Puss does quite a few dumb things in the course of the stories she relates, which she fully admits, but she’s so incredibly easy to sympathize with, it doesn’t get annoying. Mostly, it’s just relentlessly sad. I did find it a little hard to pinpoint a timeline for a while, since some elements are told out of sequence, but happily report that it’s clear by the end.

If you’re looking for a titillating book about cross-dressing, this isn’t it. It’s more about the search for warm family love and a place to belong than anything else. All the IRA stuff takes a definite back seat to this more basic concern.

Middlesex by Jeffrey Eugenides: A

From the back cover:
Middlesex tells the breathtaking story of Calliope Stephanides, and three generations of the Greek-American Stephanides family, who travel from a tiny village overlooking Mount Olympus in Asia Minor to Prohibition-era Detroit, witnessing its glory days as the Motor City, and the race riots of 1967, before they move out to the tree-lined streets of suburban Grosse Pointe, Michigan. To understand why Calliope is not like other girls, she has to uncover a guilty family secret, and the astonishing genetic history that turns Calliope into Cal, one of the most audacious and wondrous narrators in contemporary fiction. Lyrical and thrilling, Middlesex is an exhilarating reinvention of the American epic.

Review:
I don’t normally go in for multi-generational family epics, and I still think the basic concept is a boring one, but in Middlesex it’s handled in such a way that it’s all leading up to some revelations made in the first paragraph and explains how they came about. About halfway in or so when I discovered I was enjoying the sprawling epic, I looked it up and found that it had won the Pulitzer Prize for literature. I think it’s well-deserved in this case.

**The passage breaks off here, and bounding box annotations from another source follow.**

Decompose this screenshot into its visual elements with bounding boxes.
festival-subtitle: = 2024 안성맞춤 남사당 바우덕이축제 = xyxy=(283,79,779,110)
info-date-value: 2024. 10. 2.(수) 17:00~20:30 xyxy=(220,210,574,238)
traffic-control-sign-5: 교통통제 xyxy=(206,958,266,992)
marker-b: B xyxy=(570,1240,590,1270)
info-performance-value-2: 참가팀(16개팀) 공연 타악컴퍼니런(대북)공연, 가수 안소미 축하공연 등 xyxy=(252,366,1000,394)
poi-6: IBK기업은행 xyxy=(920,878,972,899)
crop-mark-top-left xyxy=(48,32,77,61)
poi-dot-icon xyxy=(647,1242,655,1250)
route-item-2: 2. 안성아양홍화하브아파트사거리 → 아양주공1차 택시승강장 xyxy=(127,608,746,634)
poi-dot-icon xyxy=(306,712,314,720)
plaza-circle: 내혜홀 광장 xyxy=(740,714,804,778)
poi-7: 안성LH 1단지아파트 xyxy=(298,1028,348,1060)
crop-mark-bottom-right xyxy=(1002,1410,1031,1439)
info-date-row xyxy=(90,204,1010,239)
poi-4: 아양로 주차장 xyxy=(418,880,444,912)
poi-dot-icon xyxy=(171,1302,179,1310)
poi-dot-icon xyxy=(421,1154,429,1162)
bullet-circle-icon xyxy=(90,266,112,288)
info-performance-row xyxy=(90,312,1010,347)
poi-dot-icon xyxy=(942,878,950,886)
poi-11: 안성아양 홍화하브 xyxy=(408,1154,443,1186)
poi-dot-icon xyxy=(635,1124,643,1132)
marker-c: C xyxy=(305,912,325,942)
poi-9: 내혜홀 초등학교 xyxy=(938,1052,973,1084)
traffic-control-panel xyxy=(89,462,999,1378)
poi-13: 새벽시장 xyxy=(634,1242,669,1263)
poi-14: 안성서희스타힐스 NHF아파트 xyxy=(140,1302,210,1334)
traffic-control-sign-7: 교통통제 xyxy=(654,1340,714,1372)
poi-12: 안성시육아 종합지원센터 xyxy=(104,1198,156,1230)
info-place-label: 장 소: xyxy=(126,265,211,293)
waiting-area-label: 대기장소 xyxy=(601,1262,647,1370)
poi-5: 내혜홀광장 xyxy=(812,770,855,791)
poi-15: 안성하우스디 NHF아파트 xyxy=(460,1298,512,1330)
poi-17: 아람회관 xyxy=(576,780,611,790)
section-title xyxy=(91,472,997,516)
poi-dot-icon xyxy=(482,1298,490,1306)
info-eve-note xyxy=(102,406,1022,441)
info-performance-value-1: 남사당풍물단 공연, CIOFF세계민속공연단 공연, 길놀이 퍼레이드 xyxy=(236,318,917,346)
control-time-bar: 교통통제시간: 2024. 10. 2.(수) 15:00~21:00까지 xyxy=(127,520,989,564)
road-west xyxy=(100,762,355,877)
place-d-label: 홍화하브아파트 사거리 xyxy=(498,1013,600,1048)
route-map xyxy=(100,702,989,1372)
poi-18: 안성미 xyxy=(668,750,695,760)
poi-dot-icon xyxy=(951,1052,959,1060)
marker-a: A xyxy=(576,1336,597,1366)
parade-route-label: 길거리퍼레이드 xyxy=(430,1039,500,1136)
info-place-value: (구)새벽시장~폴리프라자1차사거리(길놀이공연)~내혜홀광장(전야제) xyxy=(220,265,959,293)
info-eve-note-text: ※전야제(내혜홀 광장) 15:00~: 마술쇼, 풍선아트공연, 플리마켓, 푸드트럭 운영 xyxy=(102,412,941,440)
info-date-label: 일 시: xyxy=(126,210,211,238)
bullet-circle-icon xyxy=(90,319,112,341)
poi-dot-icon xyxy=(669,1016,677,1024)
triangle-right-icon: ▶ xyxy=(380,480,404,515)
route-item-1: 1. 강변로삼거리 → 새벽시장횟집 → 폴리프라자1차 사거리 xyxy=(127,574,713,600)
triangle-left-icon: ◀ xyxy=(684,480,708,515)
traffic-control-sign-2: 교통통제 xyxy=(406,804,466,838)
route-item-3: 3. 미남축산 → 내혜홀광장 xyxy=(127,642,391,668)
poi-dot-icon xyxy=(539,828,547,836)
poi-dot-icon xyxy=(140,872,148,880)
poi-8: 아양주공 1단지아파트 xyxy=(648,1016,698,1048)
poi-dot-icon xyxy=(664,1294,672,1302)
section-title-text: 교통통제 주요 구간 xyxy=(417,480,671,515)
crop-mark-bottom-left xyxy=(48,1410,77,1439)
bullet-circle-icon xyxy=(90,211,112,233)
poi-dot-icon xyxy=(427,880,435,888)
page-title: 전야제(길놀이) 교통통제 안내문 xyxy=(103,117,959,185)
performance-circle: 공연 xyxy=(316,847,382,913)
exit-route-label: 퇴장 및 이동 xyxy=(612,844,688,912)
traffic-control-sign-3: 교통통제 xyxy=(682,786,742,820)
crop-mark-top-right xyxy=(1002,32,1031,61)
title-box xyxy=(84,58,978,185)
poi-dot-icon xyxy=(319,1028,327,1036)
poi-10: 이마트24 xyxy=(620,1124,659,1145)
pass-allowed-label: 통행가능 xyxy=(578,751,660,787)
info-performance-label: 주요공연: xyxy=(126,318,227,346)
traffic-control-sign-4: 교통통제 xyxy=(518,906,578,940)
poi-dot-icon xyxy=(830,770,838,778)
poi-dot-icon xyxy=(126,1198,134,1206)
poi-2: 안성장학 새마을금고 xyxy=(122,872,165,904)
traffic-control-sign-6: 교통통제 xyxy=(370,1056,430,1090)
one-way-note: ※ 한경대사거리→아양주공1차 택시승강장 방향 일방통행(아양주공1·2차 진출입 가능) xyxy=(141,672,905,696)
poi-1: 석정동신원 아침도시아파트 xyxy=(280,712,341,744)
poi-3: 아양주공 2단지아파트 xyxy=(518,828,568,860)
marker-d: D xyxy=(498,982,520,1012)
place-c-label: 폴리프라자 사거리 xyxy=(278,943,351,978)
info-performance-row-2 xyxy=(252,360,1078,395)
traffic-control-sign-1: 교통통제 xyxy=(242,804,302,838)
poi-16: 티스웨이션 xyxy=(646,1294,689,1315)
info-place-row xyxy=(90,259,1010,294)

Although I do own a paperback copy of Middlesex, I actually listened to an unabridged audio recording read by Kristoffer Tabori, who was excellent. The language is not exactly florid, but it is pretty detail-rich. It might’ve been annoying to me if I were looking at it on a page, but Tabori adopts a storyteller mien that makes all the description seem necessary to convey the proper atmosphere.

There are a few things that keep this from getting an A+, however. There are two characters who receive quirky nicknames, which can come off as just a little pretentious. When Calliope’s brother is called Chapter Eleven in the first chapter, it totally elicited a groan from me, because I generally hate books that do stuff like that. It is eventually explained, but it just seems a little look-at-me clever. Also, there’s a bit of a plot hole at the end.

So, a plain ol’ A it is. Get the unabridged audio if you can.